A gifted pianist, she taught hundreds of students for more than five decades to embrace their talents and to develop a love of music. A steadfast fixture at the organ of her home church, you could find her every Sunday, filling the sanctuary with beautiful and heartfelt music in tribute and honor of her beloved savior.

Audie led a life many dream of – her family and friends were always close by, and she found fulfillment in her life taking care of her family – her children and her many grandchildren, great grandchildren and nieces and nephews and through her selfless service to the church and to others in need. She was a true woman of God and a genuine friend.

Always a teacher, she was the one who helped instill in me my love of genealogy and my thirst to know where my family came from. From her many albums of old family photographs handed down to her from her mother to her stories and anecdotes of family members which seemed to make the past come alive, her love of family showed through and has been my guiding force as I strive to learn exactly who we are, where we come from and to honor our ancestors who made it possible for us to be here today. For that, I will be eternally indebted to her.

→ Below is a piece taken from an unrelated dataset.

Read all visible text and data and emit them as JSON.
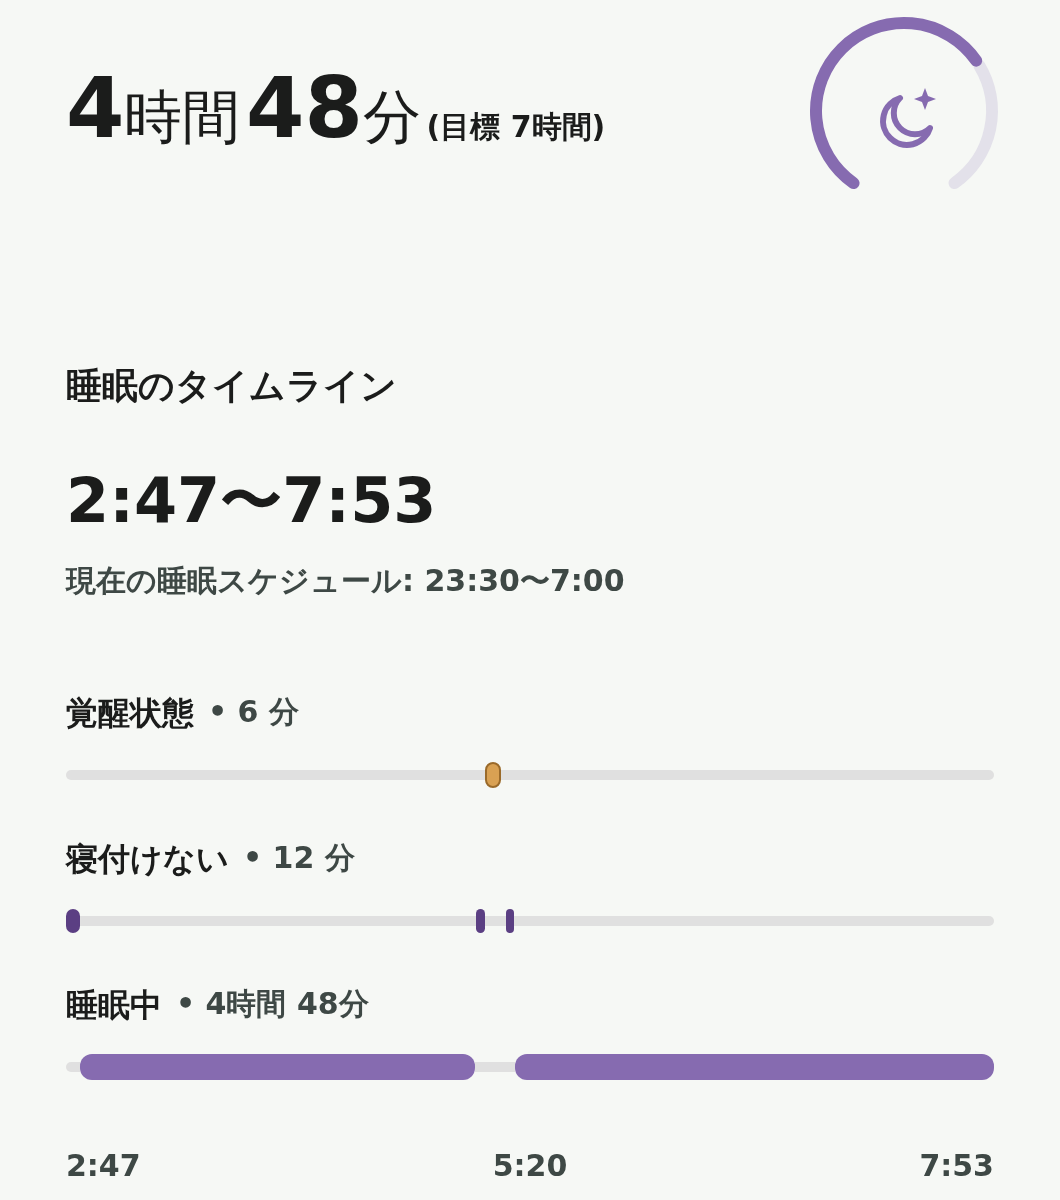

I am happy that I was able to introduce her to my contribution to our family’s history and lineage – my sons and her great-great grand nephews and her great-great-great grand nephew, my grandson Liam soon after he was born.

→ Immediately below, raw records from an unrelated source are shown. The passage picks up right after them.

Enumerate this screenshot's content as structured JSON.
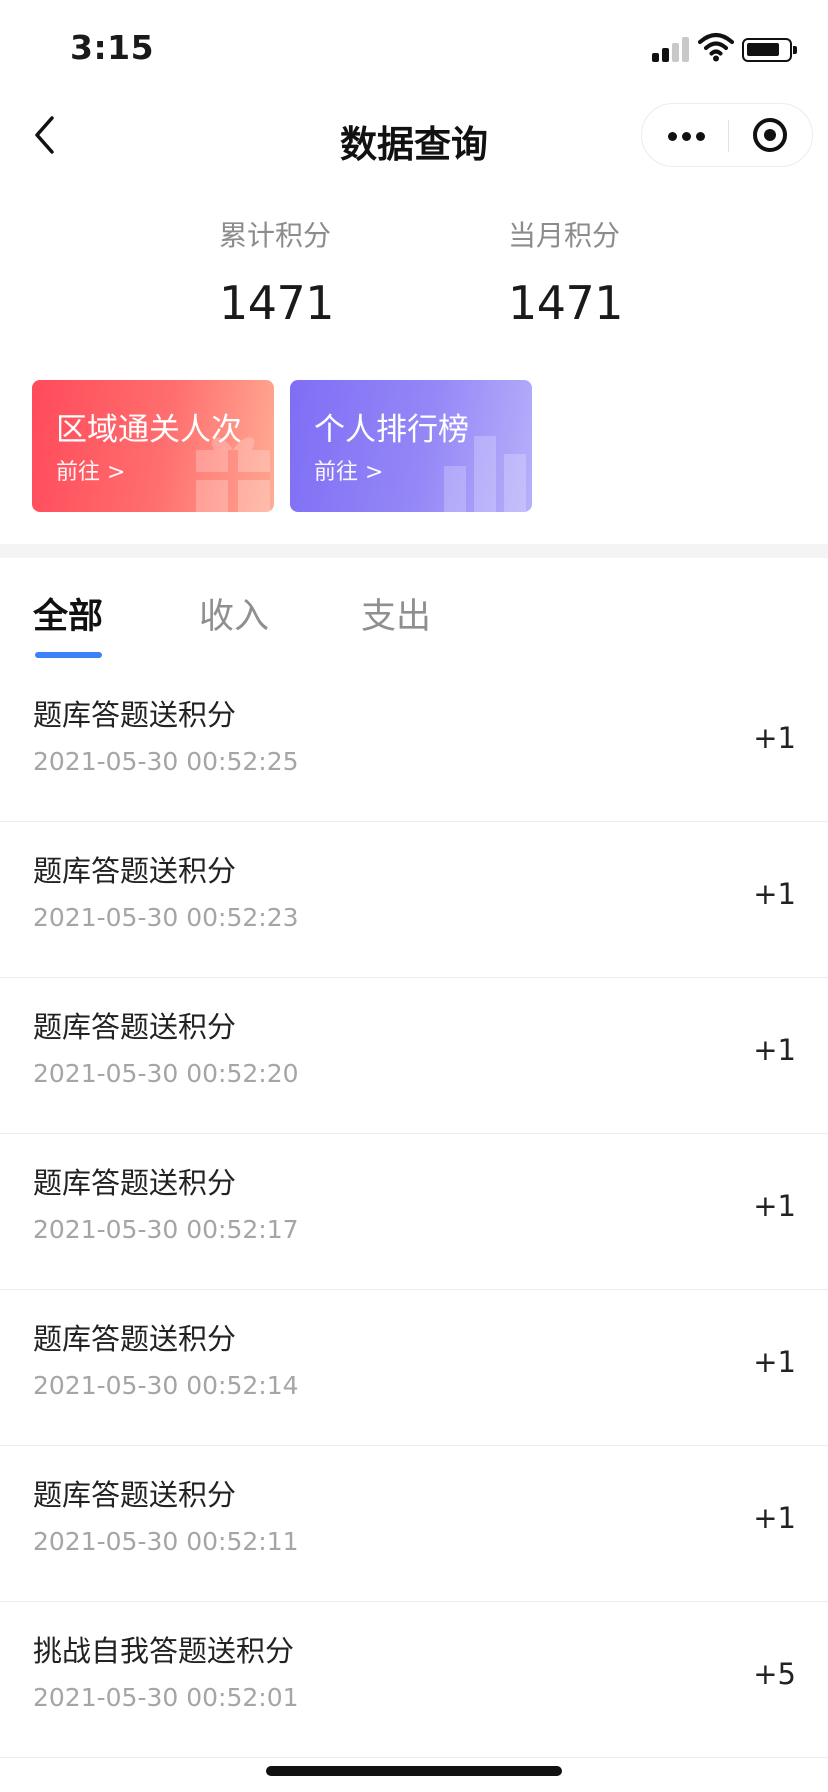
{
  "status_bar": {
    "time": "3:15"
  },
  "nav": {
    "title": "数据查询"
  },
  "stats": [
    {
      "label": "累计积分",
      "value": "1471"
    },
    {
      "label": "当月积分",
      "value": "1471"
    }
  ],
  "cards": [
    {
      "title": "区域通关人次",
      "link": "前往 >",
      "color": "#ff4a5a"
    },
    {
      "title": "个人排行榜",
      "link": "前往 >",
      "color": "#7f6ef5"
    }
  ],
  "tabs": [
    {
      "label": "全部",
      "active": true
    },
    {
      "label": "收入",
      "active": false
    },
    {
      "label": "支出",
      "active": false
    }
  ],
  "accent_color": "#3b82f6",
  "records": [
    {
      "title": "题库答题送积分",
      "time": "2021-05-30 00:52:25",
      "amount": "+1"
    },
    {
      "title": "题库答题送积分",
      "time": "2021-05-30 00:52:23",
      "amount": "+1"
    },
    {
      "title": "题库答题送积分",
      "time": "2021-05-30 00:52:20",
      "amount": "+1"
    },
    {
      "title": "题库答题送积分",
      "time": "2021-05-30 00:52:17",
      "amount": "+1"
    },
    {
      "title": "题库答题送积分",
      "time": "2021-05-30 00:52:14",
      "amount": "+1"
    },
    {
      "title": "题库答题送积分",
      "time": "2021-05-30 00:52:11",
      "amount": "+1"
    },
    {
      "title": "挑战自我答题送积分",
      "time": "2021-05-30 00:52:01",
      "amount": "+5"
    }
  ]
}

RICHARDS_Robert_AudinePANCHAUD_Nov 2006Uncle Bob, her beloved husband of 70 years was called home first on December 1, 2015 and Auntie Audie, I’m sure feeling she could not continue without him, soon followed less than two months later. I believe they are both laughing and happy to be together once more and I’m willing to bet they have joined her oldest brother and my grandpa, Louis “Billy” William Panchaud and my nana, Angelena Dorothy Mello Panchaud, in a friendly game of bowling once more.

Rest in peace loved ones, for we will soon see one another once more.